成瀬課長はヒミツにしたい

~番外編~ 新しい予感 ※明彦が主役の物語です

~1~

「真理子、いるか?」

 ノック音と共に社長室の扉が開き、成瀬が顔を覗かせた。

「柊馬さん!」

 真理子は途端に笑顔になると、よいしょとソファから立ち上がる。

 成瀬はすぐ駆け寄ると、真理子に寄り添うよう、そっと腰に手を回した。


「あーあ。今日も優しい旦那様のお迎えですか。
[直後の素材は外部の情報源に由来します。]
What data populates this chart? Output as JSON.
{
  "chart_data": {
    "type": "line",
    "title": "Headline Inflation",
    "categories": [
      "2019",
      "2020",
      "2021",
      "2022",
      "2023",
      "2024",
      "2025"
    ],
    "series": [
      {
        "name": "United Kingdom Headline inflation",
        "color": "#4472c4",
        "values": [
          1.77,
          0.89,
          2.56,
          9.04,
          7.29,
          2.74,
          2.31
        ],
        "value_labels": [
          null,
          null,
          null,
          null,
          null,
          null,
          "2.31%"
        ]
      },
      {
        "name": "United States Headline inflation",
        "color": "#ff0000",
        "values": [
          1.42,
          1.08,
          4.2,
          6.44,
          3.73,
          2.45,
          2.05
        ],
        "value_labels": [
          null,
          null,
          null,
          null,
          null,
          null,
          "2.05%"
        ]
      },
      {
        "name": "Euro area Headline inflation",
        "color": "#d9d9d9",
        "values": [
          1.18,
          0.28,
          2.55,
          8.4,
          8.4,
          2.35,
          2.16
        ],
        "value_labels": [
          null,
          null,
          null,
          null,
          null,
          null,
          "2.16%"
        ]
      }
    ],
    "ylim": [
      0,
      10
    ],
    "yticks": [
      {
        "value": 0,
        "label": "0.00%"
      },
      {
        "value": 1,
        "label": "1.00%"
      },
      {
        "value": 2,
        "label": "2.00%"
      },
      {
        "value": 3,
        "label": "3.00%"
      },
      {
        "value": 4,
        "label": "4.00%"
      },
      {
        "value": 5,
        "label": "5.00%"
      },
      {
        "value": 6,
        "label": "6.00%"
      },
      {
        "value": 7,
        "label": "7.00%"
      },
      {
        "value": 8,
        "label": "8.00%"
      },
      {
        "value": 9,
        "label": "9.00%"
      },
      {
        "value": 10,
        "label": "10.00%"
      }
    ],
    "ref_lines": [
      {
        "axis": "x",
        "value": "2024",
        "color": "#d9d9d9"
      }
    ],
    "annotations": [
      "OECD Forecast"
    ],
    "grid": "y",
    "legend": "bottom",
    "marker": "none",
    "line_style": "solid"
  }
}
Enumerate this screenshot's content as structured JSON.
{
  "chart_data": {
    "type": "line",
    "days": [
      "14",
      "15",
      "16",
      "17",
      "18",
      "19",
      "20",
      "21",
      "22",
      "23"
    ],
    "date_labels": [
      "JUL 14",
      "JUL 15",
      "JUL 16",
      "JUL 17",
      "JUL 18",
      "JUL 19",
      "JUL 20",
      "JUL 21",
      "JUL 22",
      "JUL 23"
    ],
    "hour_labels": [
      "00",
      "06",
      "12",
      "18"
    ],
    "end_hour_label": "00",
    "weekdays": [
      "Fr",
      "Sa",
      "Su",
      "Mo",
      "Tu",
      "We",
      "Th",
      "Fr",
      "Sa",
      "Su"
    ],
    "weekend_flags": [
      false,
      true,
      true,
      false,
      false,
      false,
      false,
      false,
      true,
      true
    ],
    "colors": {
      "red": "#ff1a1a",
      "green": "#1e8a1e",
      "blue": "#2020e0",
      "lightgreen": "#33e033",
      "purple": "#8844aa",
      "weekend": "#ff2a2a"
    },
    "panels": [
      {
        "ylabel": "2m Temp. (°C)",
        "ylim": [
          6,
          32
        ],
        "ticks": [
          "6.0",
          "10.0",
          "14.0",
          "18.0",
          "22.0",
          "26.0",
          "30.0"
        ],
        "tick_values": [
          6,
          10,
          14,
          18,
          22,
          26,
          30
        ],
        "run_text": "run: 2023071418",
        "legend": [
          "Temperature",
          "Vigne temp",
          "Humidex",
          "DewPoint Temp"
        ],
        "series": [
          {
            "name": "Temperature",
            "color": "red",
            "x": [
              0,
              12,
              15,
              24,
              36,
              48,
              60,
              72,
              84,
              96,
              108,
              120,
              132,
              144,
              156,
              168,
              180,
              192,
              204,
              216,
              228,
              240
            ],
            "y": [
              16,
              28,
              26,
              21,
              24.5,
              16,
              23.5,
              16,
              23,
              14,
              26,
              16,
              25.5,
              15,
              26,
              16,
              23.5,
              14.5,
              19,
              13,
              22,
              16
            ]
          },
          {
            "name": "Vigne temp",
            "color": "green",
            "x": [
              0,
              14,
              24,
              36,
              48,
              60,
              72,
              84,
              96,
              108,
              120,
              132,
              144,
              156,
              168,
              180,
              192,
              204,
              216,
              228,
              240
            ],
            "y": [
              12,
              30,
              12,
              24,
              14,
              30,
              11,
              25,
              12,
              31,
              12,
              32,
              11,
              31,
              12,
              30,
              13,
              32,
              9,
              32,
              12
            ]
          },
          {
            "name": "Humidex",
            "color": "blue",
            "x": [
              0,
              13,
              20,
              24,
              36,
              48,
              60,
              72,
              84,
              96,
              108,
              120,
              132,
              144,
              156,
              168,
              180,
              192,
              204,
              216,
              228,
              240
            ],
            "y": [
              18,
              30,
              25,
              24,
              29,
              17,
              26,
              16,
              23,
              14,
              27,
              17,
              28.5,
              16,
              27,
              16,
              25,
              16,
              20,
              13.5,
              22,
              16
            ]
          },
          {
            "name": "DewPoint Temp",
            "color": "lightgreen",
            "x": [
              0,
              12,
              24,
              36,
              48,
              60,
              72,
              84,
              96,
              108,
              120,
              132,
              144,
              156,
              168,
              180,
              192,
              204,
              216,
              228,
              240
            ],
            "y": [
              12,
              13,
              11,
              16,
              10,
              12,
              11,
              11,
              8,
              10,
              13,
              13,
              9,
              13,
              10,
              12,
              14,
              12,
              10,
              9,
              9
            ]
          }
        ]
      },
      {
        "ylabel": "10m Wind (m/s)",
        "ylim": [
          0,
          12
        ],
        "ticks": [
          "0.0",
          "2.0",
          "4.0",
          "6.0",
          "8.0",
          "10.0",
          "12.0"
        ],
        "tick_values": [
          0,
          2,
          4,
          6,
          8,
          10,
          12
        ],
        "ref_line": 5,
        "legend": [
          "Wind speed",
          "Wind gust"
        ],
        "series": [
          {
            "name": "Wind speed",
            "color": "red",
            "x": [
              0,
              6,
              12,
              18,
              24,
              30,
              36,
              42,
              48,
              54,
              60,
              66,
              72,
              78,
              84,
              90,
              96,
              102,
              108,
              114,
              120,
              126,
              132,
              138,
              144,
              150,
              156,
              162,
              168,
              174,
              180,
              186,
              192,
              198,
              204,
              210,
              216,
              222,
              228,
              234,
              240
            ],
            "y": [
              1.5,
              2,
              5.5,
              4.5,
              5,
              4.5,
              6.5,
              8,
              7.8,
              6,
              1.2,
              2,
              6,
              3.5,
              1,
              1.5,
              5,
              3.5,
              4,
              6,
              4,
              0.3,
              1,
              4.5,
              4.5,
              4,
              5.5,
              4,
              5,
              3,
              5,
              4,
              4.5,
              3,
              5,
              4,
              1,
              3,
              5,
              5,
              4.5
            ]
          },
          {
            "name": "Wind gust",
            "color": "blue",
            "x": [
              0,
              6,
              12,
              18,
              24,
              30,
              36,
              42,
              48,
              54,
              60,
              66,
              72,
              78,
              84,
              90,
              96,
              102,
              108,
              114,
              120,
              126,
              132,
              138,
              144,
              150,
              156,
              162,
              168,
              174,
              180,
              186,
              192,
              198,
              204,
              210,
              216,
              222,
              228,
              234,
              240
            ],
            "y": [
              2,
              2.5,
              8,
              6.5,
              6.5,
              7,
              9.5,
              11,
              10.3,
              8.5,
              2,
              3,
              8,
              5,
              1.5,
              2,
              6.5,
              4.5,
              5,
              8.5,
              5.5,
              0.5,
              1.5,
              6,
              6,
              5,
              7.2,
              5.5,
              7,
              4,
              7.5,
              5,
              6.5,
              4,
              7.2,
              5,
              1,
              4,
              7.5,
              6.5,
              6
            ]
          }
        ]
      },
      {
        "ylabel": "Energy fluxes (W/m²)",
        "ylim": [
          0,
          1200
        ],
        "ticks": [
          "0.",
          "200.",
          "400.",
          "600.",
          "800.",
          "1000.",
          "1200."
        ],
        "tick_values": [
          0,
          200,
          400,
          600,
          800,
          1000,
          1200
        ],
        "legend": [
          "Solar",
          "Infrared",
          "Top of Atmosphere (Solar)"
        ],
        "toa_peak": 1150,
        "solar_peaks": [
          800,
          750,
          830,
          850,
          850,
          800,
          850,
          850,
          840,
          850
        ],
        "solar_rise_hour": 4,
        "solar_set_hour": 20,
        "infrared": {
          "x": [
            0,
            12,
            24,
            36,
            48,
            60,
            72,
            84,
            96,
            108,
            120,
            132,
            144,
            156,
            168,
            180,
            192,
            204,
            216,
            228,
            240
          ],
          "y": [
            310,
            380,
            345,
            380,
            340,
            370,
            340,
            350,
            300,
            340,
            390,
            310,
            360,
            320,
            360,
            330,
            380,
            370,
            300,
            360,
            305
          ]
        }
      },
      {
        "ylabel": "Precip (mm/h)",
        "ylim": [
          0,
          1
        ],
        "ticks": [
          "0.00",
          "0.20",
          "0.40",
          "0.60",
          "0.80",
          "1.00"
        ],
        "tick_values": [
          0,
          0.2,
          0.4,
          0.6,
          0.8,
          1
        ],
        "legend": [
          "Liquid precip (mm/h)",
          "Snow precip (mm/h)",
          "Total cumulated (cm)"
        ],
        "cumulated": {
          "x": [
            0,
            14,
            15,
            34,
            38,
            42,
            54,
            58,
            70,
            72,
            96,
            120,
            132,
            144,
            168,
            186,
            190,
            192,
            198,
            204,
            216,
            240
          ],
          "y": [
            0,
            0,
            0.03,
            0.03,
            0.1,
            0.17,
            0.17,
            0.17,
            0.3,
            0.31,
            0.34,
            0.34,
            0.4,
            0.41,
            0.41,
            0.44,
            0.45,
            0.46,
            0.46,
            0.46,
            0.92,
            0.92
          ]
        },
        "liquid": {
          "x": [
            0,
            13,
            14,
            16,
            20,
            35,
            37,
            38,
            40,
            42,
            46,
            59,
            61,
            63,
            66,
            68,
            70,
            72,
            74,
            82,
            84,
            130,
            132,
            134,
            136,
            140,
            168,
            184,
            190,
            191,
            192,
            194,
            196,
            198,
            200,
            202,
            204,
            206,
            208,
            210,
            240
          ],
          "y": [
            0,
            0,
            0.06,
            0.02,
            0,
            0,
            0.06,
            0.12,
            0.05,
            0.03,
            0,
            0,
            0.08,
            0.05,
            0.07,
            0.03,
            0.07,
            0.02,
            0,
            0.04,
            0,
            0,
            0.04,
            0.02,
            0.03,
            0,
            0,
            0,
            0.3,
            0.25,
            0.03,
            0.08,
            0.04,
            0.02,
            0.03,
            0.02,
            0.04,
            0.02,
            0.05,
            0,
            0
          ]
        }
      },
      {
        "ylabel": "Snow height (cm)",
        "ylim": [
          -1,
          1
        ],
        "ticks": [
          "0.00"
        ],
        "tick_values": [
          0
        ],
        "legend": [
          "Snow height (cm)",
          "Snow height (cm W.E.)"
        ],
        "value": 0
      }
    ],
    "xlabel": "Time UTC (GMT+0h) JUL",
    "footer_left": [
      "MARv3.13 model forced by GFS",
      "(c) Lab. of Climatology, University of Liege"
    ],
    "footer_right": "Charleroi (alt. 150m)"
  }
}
お熱いことで」

 小宮山が持っていたタブレットを肩に乗せると、明彦に目配せをしながら、わざとらしく大きなため息をついた。

「もう、小宮山さんったら。では社長、お先に失礼します」

 真理子は頬を膨らませながら、小さく頭を下げる。

「じゃあ、お先に」

 真理子から鞄を受け取った成瀬も、明彦と小宮山に軽く手を上げた。


「気をつけて……」

 パタンと扉が閉まるのを眺めながら、明彦は無意識に小さくため息をつく。

「社長。だんだん寂しくなってきてるんでしょ?」

 小宮山が冗談めかして顔を覗き込ませた。